“This rulemaking presents several possible ways to determine what foods will be covered by the final rule and what the disclosure will include and look like,” said Sonny Perdue, Secretary of Agriculture. “We are looking for public input on a number of these key decisions before a final rule is issued later this year.”
His comments mean the initial date for publishing the final rule, July 26 of this year, will be pushed back. The proposed rule may be found here.
The USDA will accept comments until July 3. Due to the mandated timeline from Congress for the rulemaking, the comment period will not be extended. Comments may be submitted at www.regulations.gov. They also may be filed with the Docket Clerk, 1400 Independence Ave., SW, Room 4543-South, Washington, DC 20250.
The USDA proposes to define “bioengineering” with respect to food as referring to a food “(A) that contains genetic material that has been modified through in vitro recombinant deoxyribonucleic acid (DNA) techniques; and (B) for which the modification could not otherwise be obtained through conventional breeding or found in nature.” The USD. welcomes public comment on what could be considered to constitute “bioengineering.”
The proposed rule said the terms “bioengineered food” or “bioengineered food ingredient” should be used in the labeling. Alternative phrases, such as “genetically modified” or “genetically engineered,” were considered, but they were not proposed because the USDA said “bioengineering” adequately describes food products of the technology that Congress intended to be within the scope of the National Bioengineered Food Disclosure Standard.
The National Grain and Feed Association (NGFA) said it supported USDA’s proposed tolerance before labeling is required for inadvertent or technically unavoidable bioengineered ingredients contained in food or beverage products.
“Lack of a realistic threshold for disclosure would substantially increase compliance costs, disrupt supply chains and raise food costs,” the NGFA said.
The NGFA also commended the USDA for proposing to rely upon customary and reasonable business records that traditionally are maintained as being sufficient for documenting compliance with the rule.
The NGFA noted that this presumably would include contracts, purchase specifications and confirmations. Doing otherwise would create “complex, cumbersome and extremely costly” recordkeeping requirements within the supply chain that could cause companies to shun the handling or use of safe, wholesome and nutritious bioengineered ingredients in their products, the NGFA said.
Before creating the proposed rule, the USDA’s Agricultural Marketing Service received over 112,000 responses.

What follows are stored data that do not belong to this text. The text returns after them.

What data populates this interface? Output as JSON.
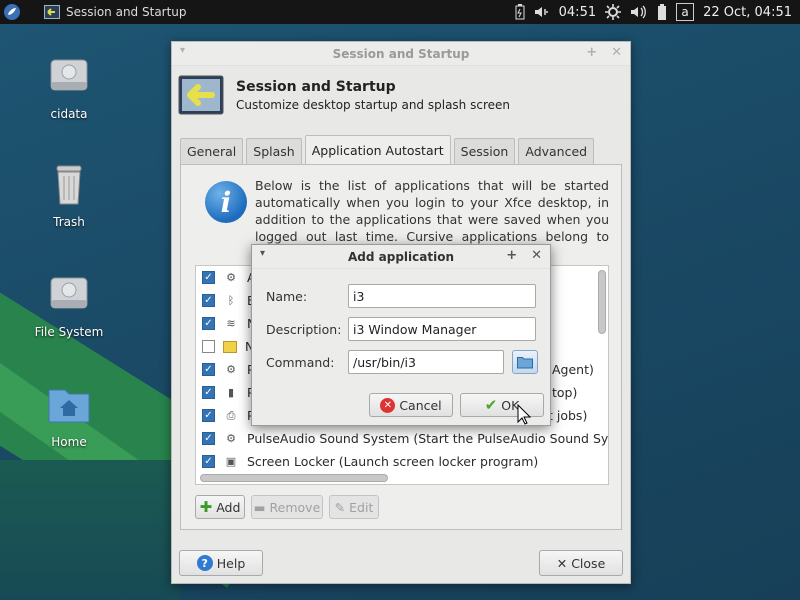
{
  "panel": {
    "task_title": "Session and Startup",
    "clock": "04:51",
    "keyboard_layout": "a",
    "date_time": "22 Oct, 04:51",
    "icons": [
      "xfce-menu-icon",
      "battery-icon",
      "volume-icon",
      "settings-icon",
      "speaker-icon"
    ]
  },
  "desktop": {
    "icons": [
      {
        "label": "cidata",
        "icon": "drive-icon"
      },
      {
        "label": "Trash",
        "icon": "trash-icon"
      },
      {
        "label": "File System",
        "icon": "drive-icon"
      },
      {
        "label": "Home",
        "icon": "home-folder-icon"
      }
    ]
  },
  "window": {
    "title": "Session and Startup",
    "header_title": "Session and Startup",
    "header_subtitle": "Customize desktop startup and splash screen",
    "tabs": [
      "General",
      "Splash",
      "Application Autostart",
      "Session",
      "Advanced"
    ],
    "active_tab": "Application Autostart",
    "info_text": "Below is the list of applications that will be started automatically when you login to your Xfce desktop, in addition to the applications that were saved when you logged out last time. Cursive applications belong to another desktop",
    "list_rows": [
      {
        "checked": true,
        "text": "A",
        "icon": "gear-icon"
      },
      {
        "checked": true,
        "text": "B",
        "icon": "bluetooth-icon"
      },
      {
        "checked": true,
        "text": "N",
        "icon": "wifi-icon"
      },
      {
        "checked": false,
        "text": "N",
        "icon": "note-icon"
      },
      {
        "checked": true,
        "text": "P",
        "tail": "Agent)",
        "icon": "gear-icon"
      },
      {
        "checked": true,
        "text": "P",
        "tail": "top)",
        "icon": "power-icon"
      },
      {
        "checked": true,
        "text": "P",
        "tail": "t jobs)",
        "icon": "printer-icon"
      },
      {
        "checked": true,
        "text": "PulseAudio Sound System (Start the PulseAudio Sound System",
        "icon": "gear-icon"
      },
      {
        "checked": true,
        "text": "Screen Locker (Launch screen locker program)",
        "icon": "monitor-icon"
      }
    ],
    "buttons": {
      "add": "Add",
      "remove": "Remove",
      "edit": "Edit",
      "help": "Help",
      "close": "Close"
    }
  },
  "dialog": {
    "title": "Add application",
    "name_label": "Name:",
    "name_value": "i3",
    "description_label": "Description:",
    "description_value": "i3 Window Manager",
    "command_label": "Command:",
    "command_value": "/usr/bin/i3",
    "cancel": "Cancel",
    "ok": "OK"
  }
}
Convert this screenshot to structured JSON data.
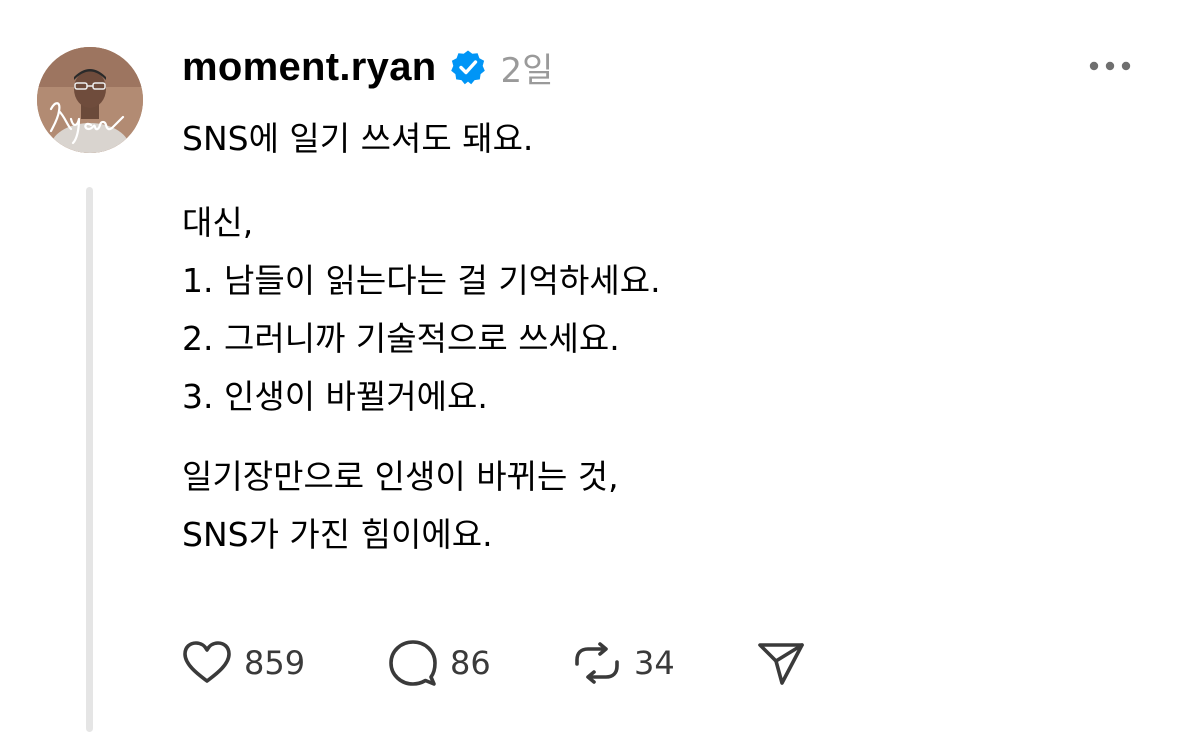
{
  "post": {
    "author": {
      "username": "moment.ryan",
      "verified": true,
      "avatar_signature": "Ryan"
    },
    "time": "2일",
    "paragraphs": [
      [
        "SNS에 일기 쓰셔도 돼요."
      ],
      [
        "대신,",
        "1. 남들이 읽는다는 걸 기억하세요.",
        "2. 그러니까 기술적으로 쓰세요.",
        "3. 인생이 바뀔거에요."
      ],
      [
        "일기장만으로 인생이 바뀌는 것,",
        "SNS가 가진 힘이에요."
      ]
    ],
    "stats": {
      "likes": "859",
      "replies": "86",
      "reposts": "34"
    }
  },
  "icons": {
    "verified": "verified-badge-icon",
    "more": "more-horizontal-icon",
    "like": "heart-icon",
    "reply": "comment-bubble-icon",
    "repost": "repost-arrows-icon",
    "share": "send-paper-plane-icon"
  },
  "colors": {
    "verified_badge": "#0095f6",
    "timestamp": "#9a9a9a",
    "icon": "#3a3a3a",
    "thread_line": "#e5e5e5"
  }
}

Some commented that highly refined products, including sweeteners and oils, made from bioengineered crops are chemically identical to those made from non-bioengineered crops. For instance, they said refined sugar produced from bioengineered sugar beets, at the end of the refining process, is the same as refined sugar produced from non-bioengineered sugar beets.
The AMS said enzymes that are required to be on the ingredient list of products would be subject to disclosure.
“As such, AMS seeks comment on whether, more generally, enzymes present in food should be considered ‘bioengineered food,’“ the AMS said.
The proposed rule prohibits a food derived from an animal from being considered a bioengineered food solely because the animal consumed feed produced from, containing or consisting of a bioengineered substance. One example would be eggs used in a baked food. If the eggs came from a chicken given feed produced from bioengineered corn or soy, the eggs would not be considered bioengineered solely on the basis of the chicken’s feed.Companies, under the proposed rule, may disclose bioengineered food or ingredients in three ways: text, symbol, or electronic or digital link disclosure. The AMS proposed three alternative symbols with variations of the symbols and invites public comment on them.